Deze uitspraak is gedaan door mr. L.P. Hertsig, rechter, in aanwezigheid van M.H.A. de Graaf, griffier, op 17 januari 2023 en openbaar gemaakt door middel van geanonimiseerde publicatie op www.rechtspraak.nl.
griffier rechter
Afschrift verzonden aan partijen op:
Wat kunt u doen als u het niet eens bent met deze uitspraak?

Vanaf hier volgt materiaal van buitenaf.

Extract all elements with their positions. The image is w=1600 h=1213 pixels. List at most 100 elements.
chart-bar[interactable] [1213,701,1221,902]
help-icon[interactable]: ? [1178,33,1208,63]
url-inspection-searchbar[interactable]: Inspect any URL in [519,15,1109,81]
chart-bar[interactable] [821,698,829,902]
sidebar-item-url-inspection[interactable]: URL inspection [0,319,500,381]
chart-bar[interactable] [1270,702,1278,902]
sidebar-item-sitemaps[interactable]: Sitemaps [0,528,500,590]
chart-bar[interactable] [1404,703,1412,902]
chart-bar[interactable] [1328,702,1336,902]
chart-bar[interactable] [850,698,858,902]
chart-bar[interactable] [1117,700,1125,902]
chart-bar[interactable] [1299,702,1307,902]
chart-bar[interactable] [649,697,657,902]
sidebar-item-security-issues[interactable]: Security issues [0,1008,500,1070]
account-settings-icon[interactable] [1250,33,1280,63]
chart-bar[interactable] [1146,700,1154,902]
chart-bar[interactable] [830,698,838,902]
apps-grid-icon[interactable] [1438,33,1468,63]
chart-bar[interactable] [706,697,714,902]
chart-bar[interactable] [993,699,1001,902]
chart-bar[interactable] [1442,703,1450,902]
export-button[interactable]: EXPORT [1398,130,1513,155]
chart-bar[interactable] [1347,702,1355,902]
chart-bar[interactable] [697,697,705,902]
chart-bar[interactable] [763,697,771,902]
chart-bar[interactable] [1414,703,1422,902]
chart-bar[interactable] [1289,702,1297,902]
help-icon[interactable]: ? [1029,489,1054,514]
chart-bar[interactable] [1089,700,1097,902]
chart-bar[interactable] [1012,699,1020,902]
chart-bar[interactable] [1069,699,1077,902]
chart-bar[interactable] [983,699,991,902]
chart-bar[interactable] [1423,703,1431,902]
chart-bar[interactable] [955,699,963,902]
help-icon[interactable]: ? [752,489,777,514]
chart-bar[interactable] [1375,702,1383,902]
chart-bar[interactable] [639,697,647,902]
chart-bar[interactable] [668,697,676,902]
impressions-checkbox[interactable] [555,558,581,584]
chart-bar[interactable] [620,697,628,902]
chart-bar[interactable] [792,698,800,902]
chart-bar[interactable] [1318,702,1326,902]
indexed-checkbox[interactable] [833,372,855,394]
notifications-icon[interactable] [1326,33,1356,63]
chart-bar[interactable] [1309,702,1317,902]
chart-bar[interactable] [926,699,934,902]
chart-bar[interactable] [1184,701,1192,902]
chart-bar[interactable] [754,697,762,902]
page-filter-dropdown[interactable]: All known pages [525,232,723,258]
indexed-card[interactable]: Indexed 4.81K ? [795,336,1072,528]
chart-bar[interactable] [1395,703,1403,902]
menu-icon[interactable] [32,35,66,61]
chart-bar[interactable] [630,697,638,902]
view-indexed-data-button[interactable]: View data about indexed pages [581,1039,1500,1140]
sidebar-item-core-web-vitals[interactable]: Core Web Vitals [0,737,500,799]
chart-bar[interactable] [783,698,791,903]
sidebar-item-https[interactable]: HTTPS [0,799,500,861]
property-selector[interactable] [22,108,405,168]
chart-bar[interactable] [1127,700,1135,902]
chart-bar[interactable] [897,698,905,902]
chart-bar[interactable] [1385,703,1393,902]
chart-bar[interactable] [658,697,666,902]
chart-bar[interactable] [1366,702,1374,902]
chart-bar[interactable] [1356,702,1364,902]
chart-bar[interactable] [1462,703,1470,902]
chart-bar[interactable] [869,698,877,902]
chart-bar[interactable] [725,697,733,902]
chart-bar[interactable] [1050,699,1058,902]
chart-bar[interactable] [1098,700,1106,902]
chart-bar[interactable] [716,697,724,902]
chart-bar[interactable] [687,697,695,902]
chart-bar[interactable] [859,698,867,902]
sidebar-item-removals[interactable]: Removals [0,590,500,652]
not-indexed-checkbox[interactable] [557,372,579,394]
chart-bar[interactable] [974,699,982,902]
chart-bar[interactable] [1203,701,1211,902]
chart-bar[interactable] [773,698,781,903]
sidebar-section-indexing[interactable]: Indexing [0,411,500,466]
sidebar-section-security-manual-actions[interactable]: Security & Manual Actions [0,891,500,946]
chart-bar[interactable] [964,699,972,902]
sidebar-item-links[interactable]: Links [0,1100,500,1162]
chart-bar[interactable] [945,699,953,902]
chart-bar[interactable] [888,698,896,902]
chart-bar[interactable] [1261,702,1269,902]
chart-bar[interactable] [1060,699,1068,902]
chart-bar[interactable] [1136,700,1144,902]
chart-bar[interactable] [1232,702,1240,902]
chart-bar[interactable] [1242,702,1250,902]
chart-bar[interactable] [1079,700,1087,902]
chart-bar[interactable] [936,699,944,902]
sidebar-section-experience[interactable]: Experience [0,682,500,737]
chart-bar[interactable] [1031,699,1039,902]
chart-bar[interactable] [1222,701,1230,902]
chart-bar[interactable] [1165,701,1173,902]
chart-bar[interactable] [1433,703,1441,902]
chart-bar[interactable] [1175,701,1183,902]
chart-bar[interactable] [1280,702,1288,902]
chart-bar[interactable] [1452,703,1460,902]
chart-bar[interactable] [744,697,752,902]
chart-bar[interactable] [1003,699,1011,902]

Tegen deze uitspraak kan binnen zes weken na de datum van verzending verzet worden gedaan bij de rechtbank (artikel 8:55 Awb). De indiener van het verzetschrift kan daarbij vragen in de gelegenheid te worden gesteld over het verzet te worden gehoord.
Bijlage
Adres | Suite | Zaaknummer Rechtbank | |
1 | [adres] [plaats] 2 | Suite 1 | BRE 21/5874 |
2 | [adres] [plaats] 2 | Suite 2 | BRE 21/5875 |
3 | [adres] [plaats] 2 | Suite 3 | BRE 21/5876 |
4 | [adres] [plaats] 2 | Suite 4 | BRE 21/5877 |
5 | [adres] [plaats] 2 | Suite 5 | BRE 21/5878 |
6 | [adres] [plaats] 2 | Suite 6 | BRE 21/5879 |
7 | [adres] [plaats] 2 | Suite 7 | BRE 21/5880 |
8 | [adres] [plaats] 2 | Suite 8 | BRE 21/5881 |
9 | [adres] [plaats] 2 | Suite 9 | BRE 21/5882 |
10 | [adres] [plaats] 2 | Suite 10 | BRE 21/5883 |
11 | [adres] [plaats] 2 | Suite 11 | BRE 21/5884 |
12 | [adres] [plaats] 2 | Suite 12 | BRE 21/5885 |
13 | [adres] [plaats] 2 | Suite 13 | BRE 21/5886 ten onrechte |
14 | [adres] [plaats] 2 | Suite 14 | BRE 21/5887 |
15 | [adres] [plaats] 2 | Suite 15 | BRE 21/5888 |
16 | [adres] [plaats] 2 | Suite 16 | BRE 21/5889 |
17 | [adres] [plaats] 2 | Suite 17 | BRE 21/5890 |
18 | [adres] [plaats] 2 | Suite 18 | BRE 21/5891 |
19 | [adres] [plaats] 2 | Suite 19 | BRE 21/5892 |
20 | [adres] [plaats] 2 | Suite 20 | BRE 21/5893 |
21 | [adres] [plaats] 2 | Suite 21 | BRE 21/5894 |
22 | [adres] [plaats] 2 | Suite 22 | BRE 21/5895 |
23 | [adres] [plaats] 2 | Suite 23 | BRE 21/5896 |
24 | [adres] [plaats] 2 | Suite 24 | BRE 21/5897 |
25 | [adres] [plaats] 2 | Suite 25 | BRE 21/5898 |
26 | [adres] [plaats] 2 | Suite 26 | BRE 21/5899 |
27 | [adres] [plaats] 2 | Suite 27 | BRE 21/5900 |
28 | [adres] [plaats] 2 | Suite 28 | BRE 21/5901 |
29 | [adres] [plaats] 2 | Suite 29 | BRE 21/5902 |
30 | [adres] [plaats] 2 | Suite 30 | BRE 21/5903 |
31 | [adres] [plaats] 2 | Suite 31 | BRE 21/5904 |
32 | [adres] [plaats] 2 | Suite 32 | BRE 21/5905 |
33 | [adres] [plaats] 2 | Suite 33 | BRE 21/5906 ten onrechte |
34 | [adres] [plaats] 2 | Suite 34 | BRE 21/5907 |
35 | [adres] [plaats] 2 | Suite 35 | BRE 21/5908 |
36 | [adres] [plaats] 2 | Suite 36 | BRE 21/5909 |
37 | [adres] [plaats] 2 | Suite 37 | BRE 21/5911 |
38 | [adres] [plaats] 2 | Suite 38 | BRE 21/5912 |
39 | [adres] [plaats] 2 | Suite 39 | BRE 21/5913 |
40 | [adres] [plaats] 2 | Suite 40 | BRE 21/5914 |
41 | [adres] [plaats] 2 | [X] | BRE 21/5915 |
Voetnoten
Voetnoten Uitspraak 17‑01‑2023
Vgl. Afdeling bestuursrecht van de Raad van State 11 november 2020, ECLI:NL:RVS:2020:2706.
Zie ook de uitspraak van Gerechtshof Arnhem-Leeuwarden van 25 oktober 2022, ECLI:NL:GHARL:2022:9078.